Magazine Cowgirl on Vacation
What most of you suspect is true: I have one of the world's great jobs. Even so, there are those (rare) times when I get to leave the nag-mag world behind for some personal R&R. (JST translation: NO writing! For four whole days!)
Not that the cowgirl stuff stays home when the magazine cowgirl goes on vacation. Nope. It comes right along. I spent my precious days off by attending a Sisters on the Fly event in the mountains of central Idaho. As you could see from a visit to the SOTF Web site, sistersonthefly.com, the cowgirl mystique is highly revered by this group of fun-seeking women. As are all cowgirl trappings.
Perfect. For that, I don't even need to go shopping.

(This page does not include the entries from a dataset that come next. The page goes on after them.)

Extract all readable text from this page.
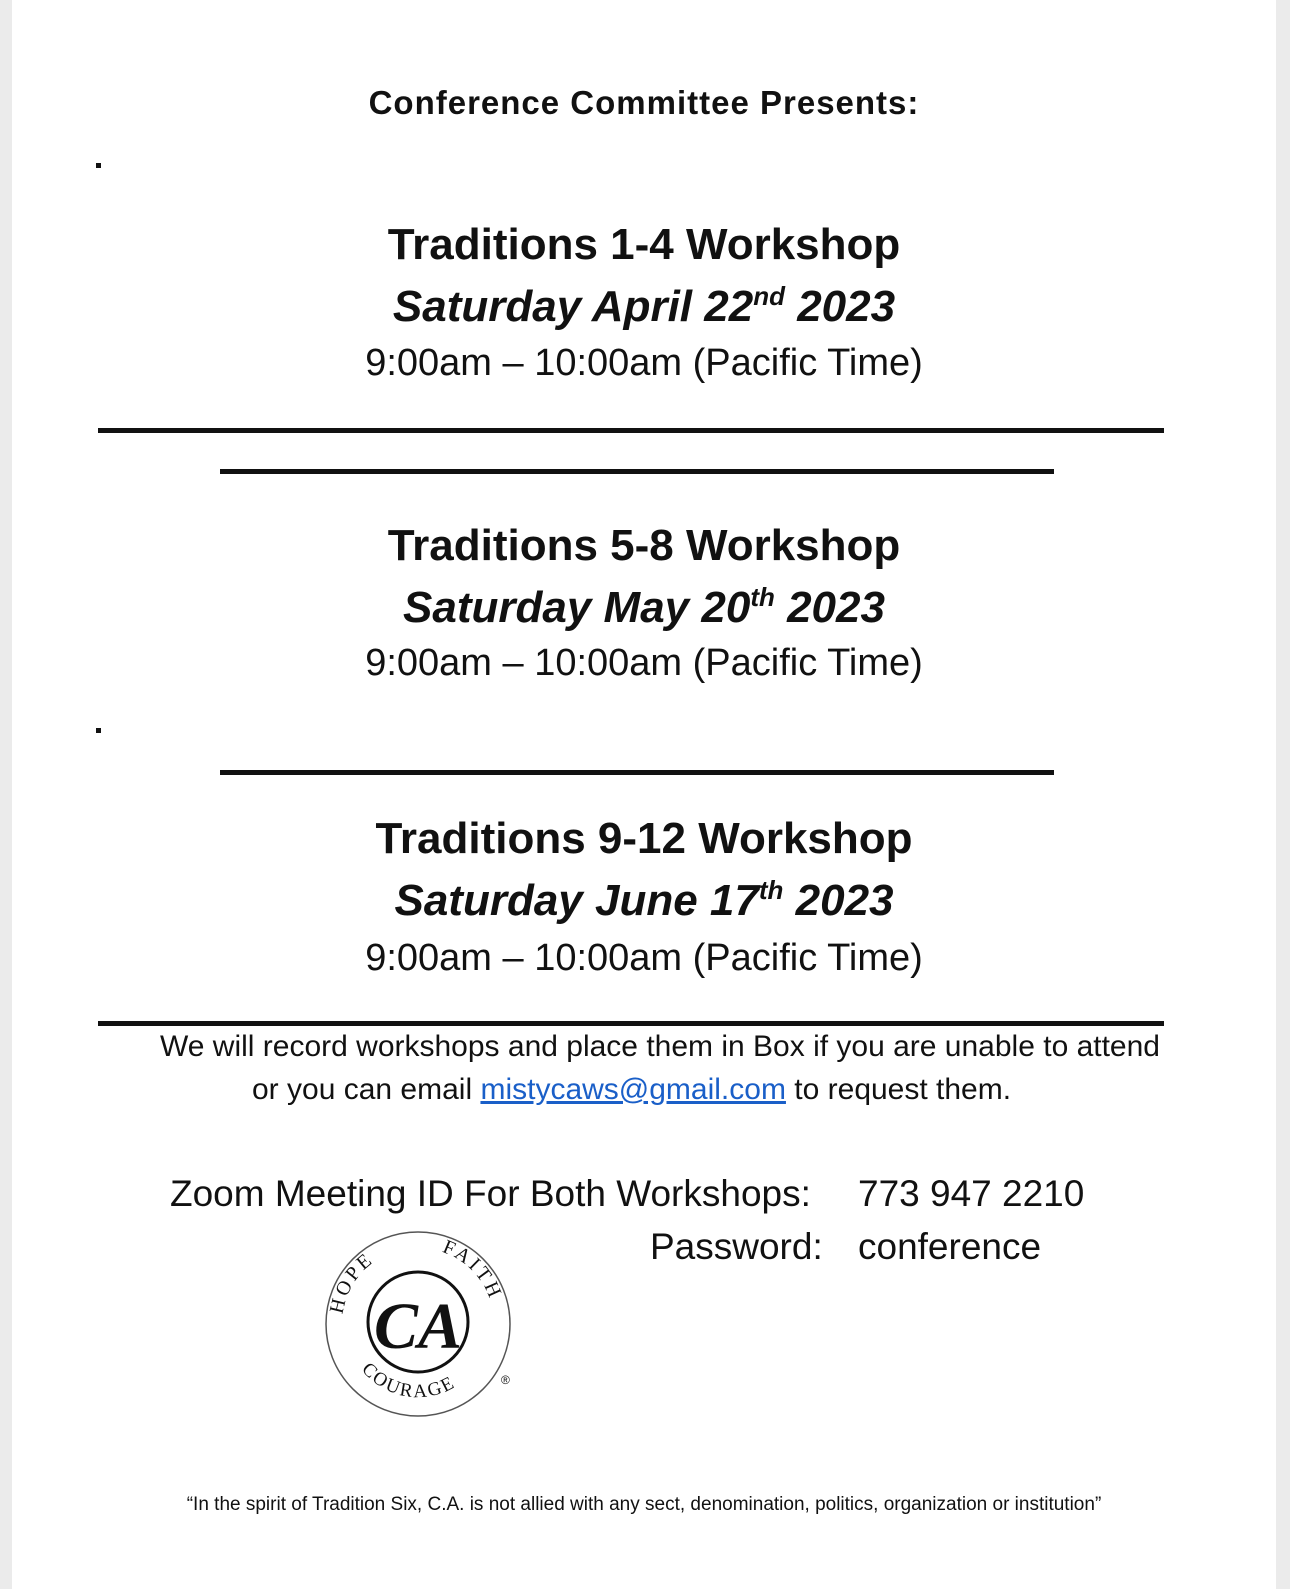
Conference Committee Presents:
Traditions 1-4 Workshop
Saturday April 22nd 2023
9:00am – 10:00am (Pacific Time)
Traditions 5-8 Workshop
Saturday May 20th 2023
9:00am – 10:00am (Pacific Time)
Traditions 9-12 Workshop
Saturday June 17th 2023
9:00am – 10:00am (Pacific Time)
We will record workshops and place them in Box if you are unable to attend
or you can email mistycaws@gmail.com to request them.
Zoom Meeting ID For Both Workshops: 773 947 2210
Password: conference
HOPE	FAITH
COURAGE
CA
®
“In the spirit of Tradition Six, C.A. is not allied with any sect, denomination, politics, organization or institution”
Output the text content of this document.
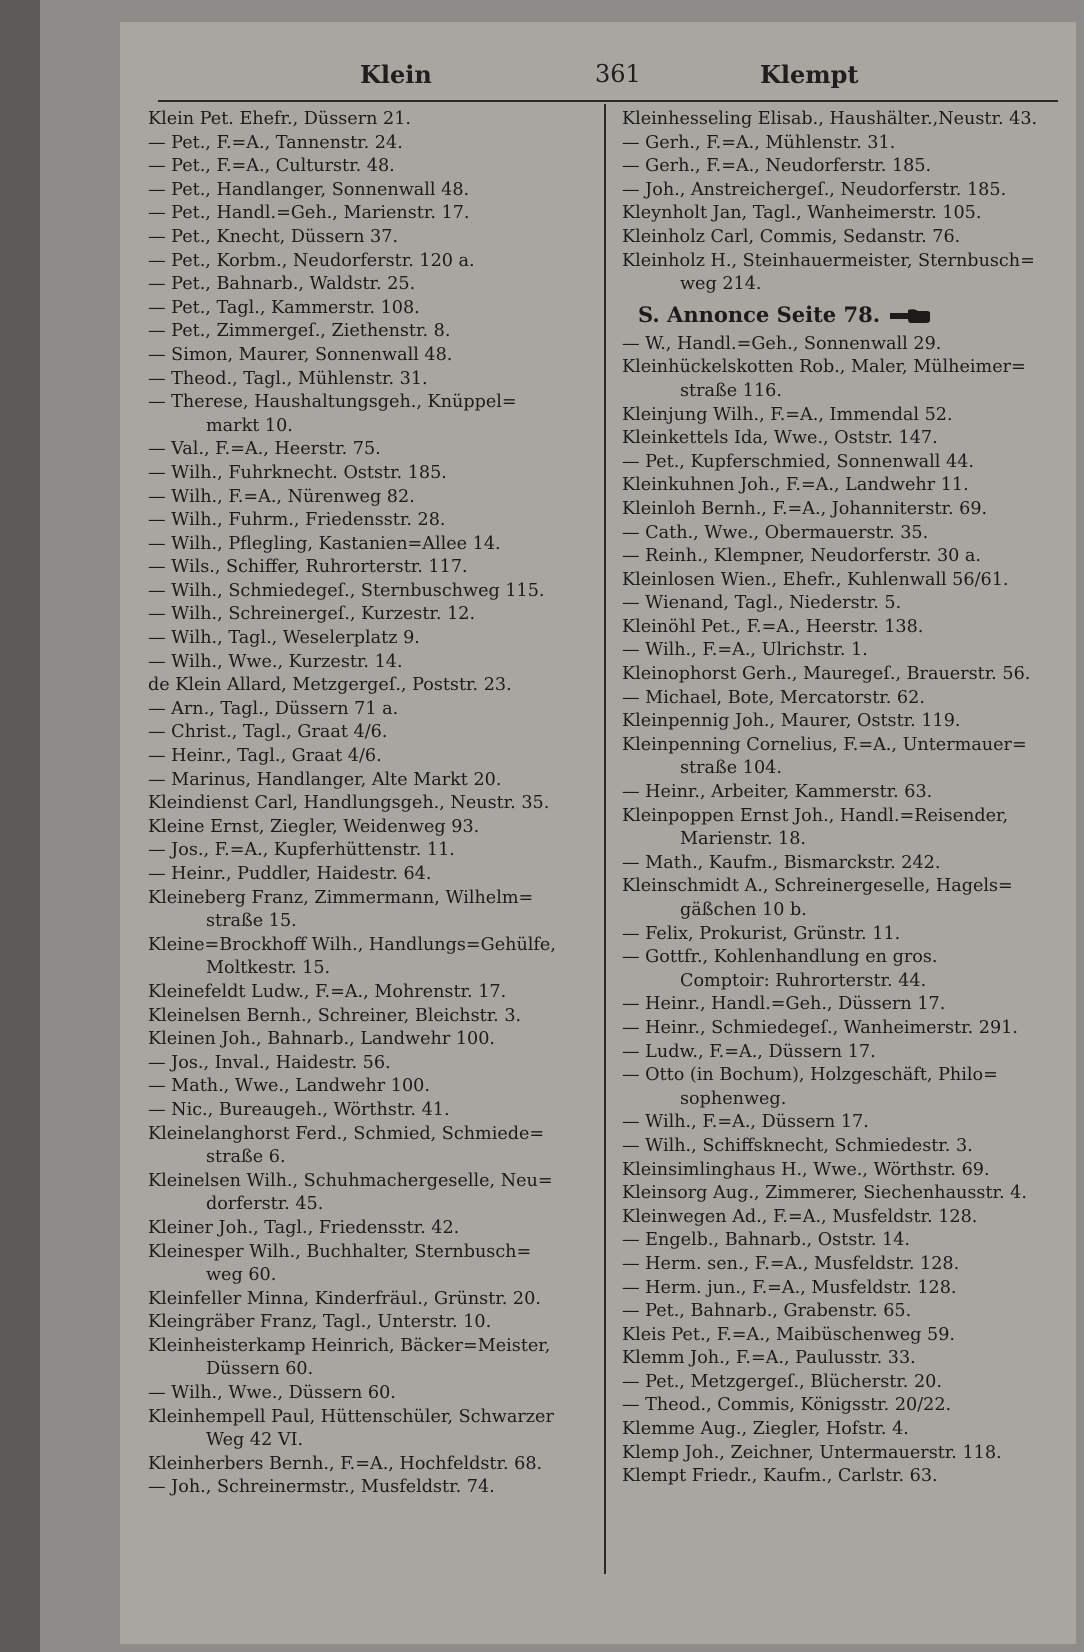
Klein	361	Klempt
Klein Pet. Ehefr., Düssern 21.
— Pet., F.=A., Tannenstr. 24.
— Pet., F.=A., Culturstr. 48.
— Pet., Handlanger, Sonnenwall 48.
— Pet., Handl.=Geh., Marienstr. 17.
— Pet., Knecht, Düssern 37.
— Pet., Korbm., Neudorferstr. 120 a.
— Pet., Bahnarb., Waldstr. 25.
— Pet., Tagl., Kammerstr. 108.
— Pet., Zimmergeſ., Ziethenstr. 8.
— Simon, Maurer, Sonnenwall 48.
— Theod., Tagl., Mühlenstr. 31.
— Therese, Haushaltungsgeh., Knüppel=
markt 10.
— Val., F.=A., Heerstr. 75.
— Wilh., Fuhrknecht. Oststr. 185.
— Wilh., F.=A., Nürenweg 82.
— Wilh., Fuhrm., Friedensstr. 28.
— Wilh., Pflegling, Kastanien=Allee 14.
— Wils., Schiffer, Ruhrorterstr. 117.
— Wilh., Schmiedegeſ., Sternbuschweg 115.
— Wilh., Schreinergeſ., Kurzestr. 12.
— Wilh., Tagl., Weselerplatz 9.
— Wilh., Wwe., Kurzestr. 14.
de Klein Allard, Metzgergeſ., Poststr. 23.
— Arn., Tagl., Düssern 71 a.
— Christ., Tagl., Graat 4/6.
— Heinr., Tagl., Graat 4/6.
— Marinus, Handlanger, Alte Markt 20.
Kleindienst Carl, Handlungsgeh., Neustr. 35.
Kleine Ernst, Ziegler, Weidenweg 93.
— Jos., F.=A., Kupferhüttenstr. 11.
— Heinr., Puddler, Haidestr. 64.
Kleineberg Franz, Zimmermann, Wilhelm=
straße 15.
Kleine=Brockhoff Wilh., Handlungs=Gehülfe,
Moltkestr. 15.
Kleinefeldt Ludw., F.=A., Mohrenstr. 17.
Kleinelsen Bernh., Schreiner, Bleichstr. 3.
Kleinen Joh., Bahnarb., Landwehr 100.
— Jos., Inval., Haidestr. 56.
— Math., Wwe., Landwehr 100.
— Nic., Bureaugeh., Wörthstr. 41.
Kleinelanghorst Ferd., Schmied, Schmiede=
straße 6.
Kleinelsen Wilh., Schuhmachergeselle, Neu=
dorferstr. 45.
Kleiner Joh., Tagl., Friedensstr. 42.
Kleinesper Wilh., Buchhalter, Sternbusch=
weg 60.
Kleinfeller Minna, Kinderfräul., Grünstr. 20.
Kleingräber Franz, Tagl., Unterstr. 10.
Kleinheisterkamp Heinrich, Bäcker=Meister,
Düssern 60.
— Wilh., Wwe., Düssern 60.
Kleinhempell Paul, Hüttenschüler, Schwarzer
Weg 42 VI.
Kleinherbers Bernh., F.=A., Hochfeldstr. 68.
— Joh., Schreinermstr., Musfeldstr. 74.
Kleinhesseling Elisab., Haushälter.,Neustr. 43.
— Gerh., F.=A., Mühlenstr. 31.
— Gerh., F.=A., Neudorferstr. 185.
— Joh., Anstreichergeſ., Neudorferstr. 185.
Kleynholt Jan, Tagl., Wanheimerstr. 105.
Kleinholz Carl, Commis, Sedanstr. 76.
Kleinholz H., Steinhauermeister, Sternbusch=
weg 214.
S. Annonce Seite 78.
— W., Handl.=Geh., Sonnenwall 29.
Kleinhückelskotten Rob., Maler, Mülheimer=
straße 116.
Kleinjung Wilh., F.=A., Immendal 52.
Kleinkettels Ida, Wwe., Oststr. 147.
— Pet., Kupferschmied, Sonnenwall 44.
Kleinkuhnen Joh., F.=A., Landwehr 11.
Kleinloh Bernh., F.=A., Johanniterstr. 69.
— Cath., Wwe., Obermauerstr. 35.
— Reinh., Klempner, Neudorferstr. 30 a.
Kleinlosen Wien., Ehefr., Kuhlenwall 56/61.
— Wienand, Tagl., Niederstr. 5.
Kleinöhl Pet., F.=A., Heerstr. 138.
— Wilh., F.=A., Ulrichstr. 1.
Kleinophorst Gerh., Mauregeſ., Brauerstr. 56.
— Michael, Bote, Mercatorstr. 62.
Kleinpennig Joh., Maurer, Oststr. 119.
Kleinpenning Cornelius, F.=A., Untermauer=
straße 104.
— Heinr., Arbeiter, Kammerstr. 63.
Kleinpoppen Ernst Joh., Handl.=Reisender,
Marienstr. 18.
— Math., Kaufm., Bismarckstr. 242.
Kleinschmidt A., Schreinergeselle, Hagels=
gäßchen 10 b.
— Felix, Prokurist, Grünstr. 11.
— Gottfr., Kohlenhandlung en gros.
Comptoir: Ruhrorterstr. 44.
— Heinr., Handl.=Geh., Düssern 17.
— Heinr., Schmiedegeſ., Wanheimerstr. 291.
— Ludw., F.=A., Düssern 17.
— Otto (in Bochum), Holzgeschäft, Philo=
sophenweg.
— Wilh., F.=A., Düssern 17.
— Wilh., Schiffsknecht, Schmiedestr. 3.
Kleinsimlinghaus H., Wwe., Wörthstr. 69.
Kleinsorg Aug., Zimmerer, Siechenhausstr. 4.
Kleinwegen Ad., F.=A., Musfeldstr. 128.
— Engelb., Bahnarb., Oststr. 14.
— Herm. sen., F.=A., Musfeldstr. 128.
— Herm. jun., F.=A., Musfeldstr. 128.
— Pet., Bahnarb., Grabenstr. 65.
Kleis Pet., F.=A., Maibüschenweg 59.
Klemm Joh., F.=A., Paulusstr. 33.
— Pet., Metzgergeſ., Blücherstr. 20.
— Theod., Commis, Königsstr. 20/22.
Klemme Aug., Ziegler, Hofstr. 4.
Klemp Joh., Zeichner, Untermauerstr. 118.
Klempt Friedr., Kaufm., Carlstr. 63.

I just empty out the hats-and-boots closet, grab some tack from the barn, and I'm set.
At right: My vintage trailer, all 13 feet of her, was the only RV of any kind at the first campground I stayed at on my road trip vacation.Some observations re: the road:
* My trip was 200 miles, each way, and the whole time I was driving, everything seemed sharpened--in this weird "better now than never" way. I was keenly aware that "affordable luxury" (that of buying fuel for recreational travel) is on its way to becoming a one-word term. I savored it while I could.
* The reduction in highway traffic, from last summer to this summer, is profound. The only drivers I saw in any numbers were big-rig truckers. It seemed pretty lonely out there in two-lane, U.S.-state-highway America. I spent my first night out at an RV campground that came complete with high-speed wireless Internet service--and was the only one there.
* Those big house-on-wheels rigs that such places were built for? I saw more of them parked at the ends of driveways, with FOR SALE signs, than I did ones going down the road.
* The 60 or so Sisters who defied today's fuel logic, and showed up anyway, were NOT there to complain about the cost of getting there. They came to play, and that they did. I didn't hear any discussions about fuel prices. But I did pick up on that same appreciative vibe, the one with the little voice that says, "I'm going to enjoy doing this now, while I still can."